Ombres et lumières. Voici qu'au fond de l'aire nait un archet, à peine éclairé. Au-dessus de lui, qui le tient par la main et lui donnant vie, une blonde jeune femme assise jaillit de l'obscurité, caressant le ventre épanoui d'un violoncelle. De là se construit une étrange complicité, entre l'homme et l'instrument, entre la femme et les volutes bondissantes des petites balles qui trouent l'espace. Partie prenante du spectacle bien davantage que simple accompagnement musical, les chaleureuses trilles que Veronika Soboljevski fait jaillir de son violoncelle sculptent l'espace de jeu où se meuvent, se roulent, s'enroulent et se déroulent Adrien et ses objets bientôt non identifiables, tant ils se confondent avec lui.
Les deux artistes ne s'en tiennent pas là : non content de se heurter sans cesse aux lois fondamentales de la pesanteur et de la gravité, Adrien Mondot les annulent en ayant recours à son génie de l'ordinateur. Initialement chercheur en informatique, il invente un programme qui supprime toutes les contraintes. Prenant alors le relais aérien des balles réelles qu'il tient dans ses mains, leurs petites sœurs virtuelles surgissent une à une, puis en grand nombre, sur l'écran transparent d'un « cyclo » en avant-scène.

« Qu'advient-il du jonglage lorsqu'on supprime l'objet ? », interroge Adrien.

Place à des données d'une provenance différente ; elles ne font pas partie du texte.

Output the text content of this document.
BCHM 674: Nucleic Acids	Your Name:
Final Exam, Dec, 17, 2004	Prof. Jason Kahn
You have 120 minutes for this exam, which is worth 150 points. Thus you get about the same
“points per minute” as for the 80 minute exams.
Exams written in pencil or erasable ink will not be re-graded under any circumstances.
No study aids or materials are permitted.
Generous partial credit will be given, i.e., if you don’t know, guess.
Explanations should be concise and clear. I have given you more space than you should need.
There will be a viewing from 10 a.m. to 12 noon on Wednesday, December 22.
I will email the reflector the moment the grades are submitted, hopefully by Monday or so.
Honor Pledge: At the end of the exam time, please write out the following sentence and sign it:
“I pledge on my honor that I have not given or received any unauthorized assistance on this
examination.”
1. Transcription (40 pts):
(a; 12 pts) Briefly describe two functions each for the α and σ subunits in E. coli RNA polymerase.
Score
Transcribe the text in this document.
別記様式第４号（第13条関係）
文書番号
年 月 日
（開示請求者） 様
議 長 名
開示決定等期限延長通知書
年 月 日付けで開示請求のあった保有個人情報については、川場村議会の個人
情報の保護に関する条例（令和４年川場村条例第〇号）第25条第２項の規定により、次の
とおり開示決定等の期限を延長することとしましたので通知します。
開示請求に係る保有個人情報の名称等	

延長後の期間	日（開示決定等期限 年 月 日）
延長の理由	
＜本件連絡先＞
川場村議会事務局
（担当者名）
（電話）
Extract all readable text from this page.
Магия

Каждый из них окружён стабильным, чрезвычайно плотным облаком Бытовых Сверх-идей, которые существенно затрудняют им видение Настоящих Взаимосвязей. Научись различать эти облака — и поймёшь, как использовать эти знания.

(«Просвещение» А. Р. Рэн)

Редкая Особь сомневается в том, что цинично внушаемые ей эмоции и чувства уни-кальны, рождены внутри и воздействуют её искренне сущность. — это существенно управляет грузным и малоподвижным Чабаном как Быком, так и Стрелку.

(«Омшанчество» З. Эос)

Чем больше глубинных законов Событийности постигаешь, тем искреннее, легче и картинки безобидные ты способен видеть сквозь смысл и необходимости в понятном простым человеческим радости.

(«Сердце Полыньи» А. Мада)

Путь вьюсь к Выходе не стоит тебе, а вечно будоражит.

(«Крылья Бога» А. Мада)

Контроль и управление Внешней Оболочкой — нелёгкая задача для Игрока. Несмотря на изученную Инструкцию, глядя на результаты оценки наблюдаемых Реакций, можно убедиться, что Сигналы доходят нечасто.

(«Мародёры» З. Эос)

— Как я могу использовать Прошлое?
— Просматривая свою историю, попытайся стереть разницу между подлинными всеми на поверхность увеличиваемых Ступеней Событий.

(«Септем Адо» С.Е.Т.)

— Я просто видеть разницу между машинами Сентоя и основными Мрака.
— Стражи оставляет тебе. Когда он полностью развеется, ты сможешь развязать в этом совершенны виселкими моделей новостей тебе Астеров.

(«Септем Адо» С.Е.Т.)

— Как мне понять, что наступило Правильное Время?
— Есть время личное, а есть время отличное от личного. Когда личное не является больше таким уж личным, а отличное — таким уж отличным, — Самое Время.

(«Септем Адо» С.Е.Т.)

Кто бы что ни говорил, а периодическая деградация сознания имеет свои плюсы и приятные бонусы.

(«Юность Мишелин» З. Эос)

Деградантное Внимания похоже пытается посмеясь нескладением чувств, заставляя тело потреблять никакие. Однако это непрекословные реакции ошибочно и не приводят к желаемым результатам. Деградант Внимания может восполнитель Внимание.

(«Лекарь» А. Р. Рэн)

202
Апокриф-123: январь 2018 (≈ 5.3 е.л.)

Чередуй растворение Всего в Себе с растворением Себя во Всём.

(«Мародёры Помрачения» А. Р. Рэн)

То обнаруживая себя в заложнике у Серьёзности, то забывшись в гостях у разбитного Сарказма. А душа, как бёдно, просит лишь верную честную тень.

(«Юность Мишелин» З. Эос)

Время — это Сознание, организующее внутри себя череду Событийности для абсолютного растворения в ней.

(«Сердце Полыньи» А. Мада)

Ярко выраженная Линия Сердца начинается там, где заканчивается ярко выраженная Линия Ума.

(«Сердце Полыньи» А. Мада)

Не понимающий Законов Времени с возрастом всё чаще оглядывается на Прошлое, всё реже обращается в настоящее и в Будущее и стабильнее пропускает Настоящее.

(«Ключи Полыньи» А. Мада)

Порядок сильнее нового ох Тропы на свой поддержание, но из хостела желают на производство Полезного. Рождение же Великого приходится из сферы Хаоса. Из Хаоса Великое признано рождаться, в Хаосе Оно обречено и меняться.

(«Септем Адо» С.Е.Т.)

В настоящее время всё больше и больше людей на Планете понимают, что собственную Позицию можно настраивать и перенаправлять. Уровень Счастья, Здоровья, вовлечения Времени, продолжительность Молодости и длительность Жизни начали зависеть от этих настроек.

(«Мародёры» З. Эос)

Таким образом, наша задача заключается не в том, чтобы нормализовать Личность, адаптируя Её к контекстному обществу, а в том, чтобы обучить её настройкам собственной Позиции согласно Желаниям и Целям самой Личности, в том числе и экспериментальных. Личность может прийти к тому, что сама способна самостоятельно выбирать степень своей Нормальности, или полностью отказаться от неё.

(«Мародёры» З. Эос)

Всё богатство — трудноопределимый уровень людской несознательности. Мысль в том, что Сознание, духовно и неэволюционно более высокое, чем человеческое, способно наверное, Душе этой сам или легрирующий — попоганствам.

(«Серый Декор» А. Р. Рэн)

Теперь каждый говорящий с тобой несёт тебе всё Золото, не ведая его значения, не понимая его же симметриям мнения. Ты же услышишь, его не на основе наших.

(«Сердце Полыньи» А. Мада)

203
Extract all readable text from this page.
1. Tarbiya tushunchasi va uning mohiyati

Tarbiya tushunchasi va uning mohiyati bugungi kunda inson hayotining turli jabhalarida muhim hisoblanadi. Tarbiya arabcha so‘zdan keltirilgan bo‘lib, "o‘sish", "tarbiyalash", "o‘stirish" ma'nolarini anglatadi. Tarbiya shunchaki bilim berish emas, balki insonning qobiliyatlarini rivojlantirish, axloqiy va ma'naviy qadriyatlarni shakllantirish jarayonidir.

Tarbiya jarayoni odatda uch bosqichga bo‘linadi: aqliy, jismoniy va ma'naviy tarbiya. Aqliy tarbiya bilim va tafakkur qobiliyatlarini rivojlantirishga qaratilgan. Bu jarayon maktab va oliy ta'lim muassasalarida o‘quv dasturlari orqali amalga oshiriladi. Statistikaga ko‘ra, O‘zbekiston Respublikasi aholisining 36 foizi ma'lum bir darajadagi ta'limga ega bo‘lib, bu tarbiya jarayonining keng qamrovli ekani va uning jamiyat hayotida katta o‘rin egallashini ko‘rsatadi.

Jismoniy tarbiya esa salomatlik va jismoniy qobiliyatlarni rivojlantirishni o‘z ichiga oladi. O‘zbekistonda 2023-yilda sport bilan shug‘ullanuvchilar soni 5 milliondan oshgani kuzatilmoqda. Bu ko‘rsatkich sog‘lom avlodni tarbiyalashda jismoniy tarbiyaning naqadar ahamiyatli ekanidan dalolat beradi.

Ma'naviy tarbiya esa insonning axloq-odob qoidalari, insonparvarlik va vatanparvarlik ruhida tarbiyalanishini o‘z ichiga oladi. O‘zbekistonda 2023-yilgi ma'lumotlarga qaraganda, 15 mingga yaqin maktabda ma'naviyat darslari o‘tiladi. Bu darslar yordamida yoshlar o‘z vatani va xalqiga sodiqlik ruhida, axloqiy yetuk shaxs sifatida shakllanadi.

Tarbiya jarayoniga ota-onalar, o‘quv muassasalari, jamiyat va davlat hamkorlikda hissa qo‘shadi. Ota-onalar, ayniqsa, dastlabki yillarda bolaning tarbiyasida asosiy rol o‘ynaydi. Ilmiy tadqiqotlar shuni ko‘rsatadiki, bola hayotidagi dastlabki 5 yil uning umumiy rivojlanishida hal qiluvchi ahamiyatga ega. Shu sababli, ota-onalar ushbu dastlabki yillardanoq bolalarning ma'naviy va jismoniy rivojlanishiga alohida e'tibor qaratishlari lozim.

Un poème. Un éblouissant poème en images, images de rêve où tout se mélange et se confond, les balles blanches originelles devenant transparentes et légères telles les bulles de savon de ce jeu de gosses, que l'on faisait jaillir d'un petit cercle blanc, en soufflant dessus. Avec ce violoncelle qui s'affole en écho, ne sachant plus où donner de la voix au milieu de ce ballet fantastique entre rêve et réalité. Nous aussi, restons en suspens. On croit rêver. On rêve.